Apart from pregnancy, human chorionic gonadotropin, especially its β subunit (hCGβ) is also secreted in gestational trophoblastic disease, and by a large group of non-trophoblastic tumors.
hCGβ expression was confirmed in tumors of different origin such as: breast, cervix, prostate, lung, colon, kidney, bladder, pancreas, anus, vulva, ovary, brain, endometrium and mouth [50][51]. hCGβ appears to be a an agent driving tumor growth, cancer progression and metastasis. It also determines the response to treatment and survival of cancer patients [48][49][50]. Unfortunately the presence of hCGβ correlates with unfavorable prognosis of cancer patients.

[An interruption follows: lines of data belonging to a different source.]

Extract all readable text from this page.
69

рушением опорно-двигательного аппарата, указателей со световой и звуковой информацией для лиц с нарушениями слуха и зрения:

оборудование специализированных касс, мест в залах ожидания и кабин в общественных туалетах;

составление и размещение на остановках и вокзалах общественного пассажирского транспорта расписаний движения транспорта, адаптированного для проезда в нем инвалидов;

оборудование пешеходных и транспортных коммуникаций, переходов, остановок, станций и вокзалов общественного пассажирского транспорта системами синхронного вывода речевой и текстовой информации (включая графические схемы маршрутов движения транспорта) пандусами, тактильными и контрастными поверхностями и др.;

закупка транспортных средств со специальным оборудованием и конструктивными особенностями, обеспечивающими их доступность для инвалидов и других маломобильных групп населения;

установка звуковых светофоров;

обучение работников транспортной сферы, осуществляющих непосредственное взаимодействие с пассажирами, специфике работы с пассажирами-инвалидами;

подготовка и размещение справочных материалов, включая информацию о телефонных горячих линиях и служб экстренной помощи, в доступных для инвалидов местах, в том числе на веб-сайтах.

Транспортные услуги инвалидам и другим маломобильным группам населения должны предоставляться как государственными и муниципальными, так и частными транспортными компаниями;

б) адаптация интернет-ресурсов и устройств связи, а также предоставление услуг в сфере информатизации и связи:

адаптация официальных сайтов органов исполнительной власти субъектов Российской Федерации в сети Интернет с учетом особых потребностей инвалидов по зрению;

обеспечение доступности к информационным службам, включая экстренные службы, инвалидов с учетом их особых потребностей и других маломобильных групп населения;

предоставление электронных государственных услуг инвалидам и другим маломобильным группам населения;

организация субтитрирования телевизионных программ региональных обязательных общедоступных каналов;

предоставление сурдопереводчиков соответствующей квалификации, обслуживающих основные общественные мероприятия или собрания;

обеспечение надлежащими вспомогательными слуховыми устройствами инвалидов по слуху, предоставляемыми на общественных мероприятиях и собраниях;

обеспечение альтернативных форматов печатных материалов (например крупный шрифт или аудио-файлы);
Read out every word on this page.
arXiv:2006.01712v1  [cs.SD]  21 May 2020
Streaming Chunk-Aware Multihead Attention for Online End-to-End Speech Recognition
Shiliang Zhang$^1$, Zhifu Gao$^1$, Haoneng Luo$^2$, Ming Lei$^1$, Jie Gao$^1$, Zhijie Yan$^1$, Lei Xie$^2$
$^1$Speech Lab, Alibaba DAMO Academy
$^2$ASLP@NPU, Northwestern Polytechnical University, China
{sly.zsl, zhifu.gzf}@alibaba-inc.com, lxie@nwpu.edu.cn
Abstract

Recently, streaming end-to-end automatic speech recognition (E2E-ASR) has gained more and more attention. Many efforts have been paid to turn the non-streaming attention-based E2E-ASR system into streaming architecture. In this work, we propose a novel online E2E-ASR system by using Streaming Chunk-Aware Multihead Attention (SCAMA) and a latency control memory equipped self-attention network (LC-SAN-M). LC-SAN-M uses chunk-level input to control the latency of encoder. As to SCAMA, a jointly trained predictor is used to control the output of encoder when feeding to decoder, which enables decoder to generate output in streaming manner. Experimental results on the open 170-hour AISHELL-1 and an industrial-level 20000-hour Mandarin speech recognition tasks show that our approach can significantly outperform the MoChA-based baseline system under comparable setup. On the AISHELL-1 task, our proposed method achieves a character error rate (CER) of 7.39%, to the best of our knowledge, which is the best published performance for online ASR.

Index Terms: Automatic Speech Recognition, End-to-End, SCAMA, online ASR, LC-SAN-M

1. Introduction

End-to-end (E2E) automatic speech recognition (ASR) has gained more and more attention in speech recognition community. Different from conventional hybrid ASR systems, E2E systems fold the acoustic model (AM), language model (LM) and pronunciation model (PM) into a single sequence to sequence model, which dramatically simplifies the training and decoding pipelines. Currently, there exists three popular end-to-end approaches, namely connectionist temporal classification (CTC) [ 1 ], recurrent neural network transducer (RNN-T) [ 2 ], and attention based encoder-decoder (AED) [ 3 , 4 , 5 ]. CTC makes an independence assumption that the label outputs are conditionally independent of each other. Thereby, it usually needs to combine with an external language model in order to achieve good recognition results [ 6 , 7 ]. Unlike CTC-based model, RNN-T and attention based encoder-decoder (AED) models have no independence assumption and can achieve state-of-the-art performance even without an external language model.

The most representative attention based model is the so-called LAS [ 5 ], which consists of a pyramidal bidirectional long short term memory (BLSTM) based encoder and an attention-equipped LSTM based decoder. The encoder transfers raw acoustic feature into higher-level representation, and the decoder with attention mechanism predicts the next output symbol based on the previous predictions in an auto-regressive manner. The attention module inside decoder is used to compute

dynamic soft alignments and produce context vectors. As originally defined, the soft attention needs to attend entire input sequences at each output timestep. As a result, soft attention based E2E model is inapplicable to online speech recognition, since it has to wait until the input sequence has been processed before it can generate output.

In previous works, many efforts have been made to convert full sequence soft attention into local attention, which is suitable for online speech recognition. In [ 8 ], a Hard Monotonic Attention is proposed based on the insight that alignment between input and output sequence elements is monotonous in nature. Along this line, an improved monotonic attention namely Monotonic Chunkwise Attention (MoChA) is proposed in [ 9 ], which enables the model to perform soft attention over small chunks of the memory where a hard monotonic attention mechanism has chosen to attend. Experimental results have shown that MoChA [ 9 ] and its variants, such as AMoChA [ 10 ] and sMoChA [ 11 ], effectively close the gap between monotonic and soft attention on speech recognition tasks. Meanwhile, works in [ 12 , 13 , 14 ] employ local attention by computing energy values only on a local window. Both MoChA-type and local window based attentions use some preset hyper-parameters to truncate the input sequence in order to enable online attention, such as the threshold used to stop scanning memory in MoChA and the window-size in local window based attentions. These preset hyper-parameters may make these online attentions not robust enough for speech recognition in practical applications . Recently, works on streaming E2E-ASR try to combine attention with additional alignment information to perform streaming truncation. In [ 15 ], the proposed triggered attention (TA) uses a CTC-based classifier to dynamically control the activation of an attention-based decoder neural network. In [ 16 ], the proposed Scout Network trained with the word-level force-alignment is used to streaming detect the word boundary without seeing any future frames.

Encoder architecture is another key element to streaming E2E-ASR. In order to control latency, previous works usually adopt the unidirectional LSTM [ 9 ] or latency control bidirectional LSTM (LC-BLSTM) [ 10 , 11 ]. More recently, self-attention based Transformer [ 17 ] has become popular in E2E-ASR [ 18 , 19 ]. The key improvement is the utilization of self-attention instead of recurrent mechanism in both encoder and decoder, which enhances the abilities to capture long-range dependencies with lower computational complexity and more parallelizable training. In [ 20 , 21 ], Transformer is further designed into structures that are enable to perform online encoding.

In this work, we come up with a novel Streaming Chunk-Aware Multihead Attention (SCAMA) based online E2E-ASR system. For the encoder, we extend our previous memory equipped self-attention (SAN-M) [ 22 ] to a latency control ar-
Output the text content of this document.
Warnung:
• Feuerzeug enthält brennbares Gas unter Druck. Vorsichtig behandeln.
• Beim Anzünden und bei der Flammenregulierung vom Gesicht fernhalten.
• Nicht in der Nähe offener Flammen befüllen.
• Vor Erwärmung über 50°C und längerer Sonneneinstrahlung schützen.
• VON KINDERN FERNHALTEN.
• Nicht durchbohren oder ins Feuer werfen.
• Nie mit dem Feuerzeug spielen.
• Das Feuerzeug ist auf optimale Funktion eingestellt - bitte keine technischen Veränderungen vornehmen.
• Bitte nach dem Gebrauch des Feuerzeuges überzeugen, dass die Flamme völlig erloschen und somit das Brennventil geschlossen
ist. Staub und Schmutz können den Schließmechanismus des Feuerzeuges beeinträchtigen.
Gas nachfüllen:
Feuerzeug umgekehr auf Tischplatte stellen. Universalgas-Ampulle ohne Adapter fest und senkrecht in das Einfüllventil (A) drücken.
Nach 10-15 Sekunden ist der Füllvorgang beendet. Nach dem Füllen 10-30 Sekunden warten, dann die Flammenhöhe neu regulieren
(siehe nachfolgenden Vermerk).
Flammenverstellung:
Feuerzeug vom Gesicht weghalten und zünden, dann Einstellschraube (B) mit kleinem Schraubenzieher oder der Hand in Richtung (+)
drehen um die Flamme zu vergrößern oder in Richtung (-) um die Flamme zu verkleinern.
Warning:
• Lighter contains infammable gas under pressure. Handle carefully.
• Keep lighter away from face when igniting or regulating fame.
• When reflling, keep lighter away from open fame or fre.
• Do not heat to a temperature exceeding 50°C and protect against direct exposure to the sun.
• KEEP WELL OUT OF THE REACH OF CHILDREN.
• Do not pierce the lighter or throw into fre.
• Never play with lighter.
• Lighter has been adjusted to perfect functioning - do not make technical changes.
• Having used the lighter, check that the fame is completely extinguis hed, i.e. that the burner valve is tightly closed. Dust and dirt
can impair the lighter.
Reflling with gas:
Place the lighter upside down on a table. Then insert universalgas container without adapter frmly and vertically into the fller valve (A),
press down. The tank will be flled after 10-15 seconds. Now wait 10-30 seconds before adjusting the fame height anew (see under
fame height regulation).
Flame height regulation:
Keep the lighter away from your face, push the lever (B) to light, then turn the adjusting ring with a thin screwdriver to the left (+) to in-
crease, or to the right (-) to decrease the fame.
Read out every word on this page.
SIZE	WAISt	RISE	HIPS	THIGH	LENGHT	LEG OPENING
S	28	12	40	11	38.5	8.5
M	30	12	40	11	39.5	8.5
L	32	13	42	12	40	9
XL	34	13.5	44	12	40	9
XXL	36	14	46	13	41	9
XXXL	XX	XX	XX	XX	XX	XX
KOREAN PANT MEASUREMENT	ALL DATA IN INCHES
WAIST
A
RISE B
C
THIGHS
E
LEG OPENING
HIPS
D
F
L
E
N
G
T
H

Even though many studies document hCGβ impact on cancer cells biology, the mechanisms behind hCGβ action in cancer remain unexplained. Still there is strong evidence that hCG, and especially its beta subunit, are autocrine growth factors, which facilitates progression of a cell to metastatic cancer [9]. It has been postulated that as in pregnancy also during oncogenesis the hormone stimulates neovascularization and leads to the development of cancer-tolerance by the patient's immune system [5][52]. The hCG beta subunit has also been shown to have an anti-apoptotic effect on tumor cells, induce proliferation and tumor growth [53][54][55][56]. It has also been proven that hCGβ expression regulates the epithelial-mesenchymal transition (EMT). Specifically, hCGβ was shown to promote migration and invasion of ovarian, lung and colorectal cancer cells [57][58][59]. The expression of genes coding for hCGβ was confirmed in blood of patients with gynecological cancers but also head and neck, breast, digestive system, lung, prostate and pancreas tumors. This phenomenon might indicate the presence of circulating tumor cells (CTCs) [60].
Since hCG and hCGβ are tumor promoting factors there were attempts to block the molecule with an anti-hCG vaccination. A vaccine based on hCGβ showed clinical benefits in patients with colorectal cancer, who showed better survival rates than other patients [61].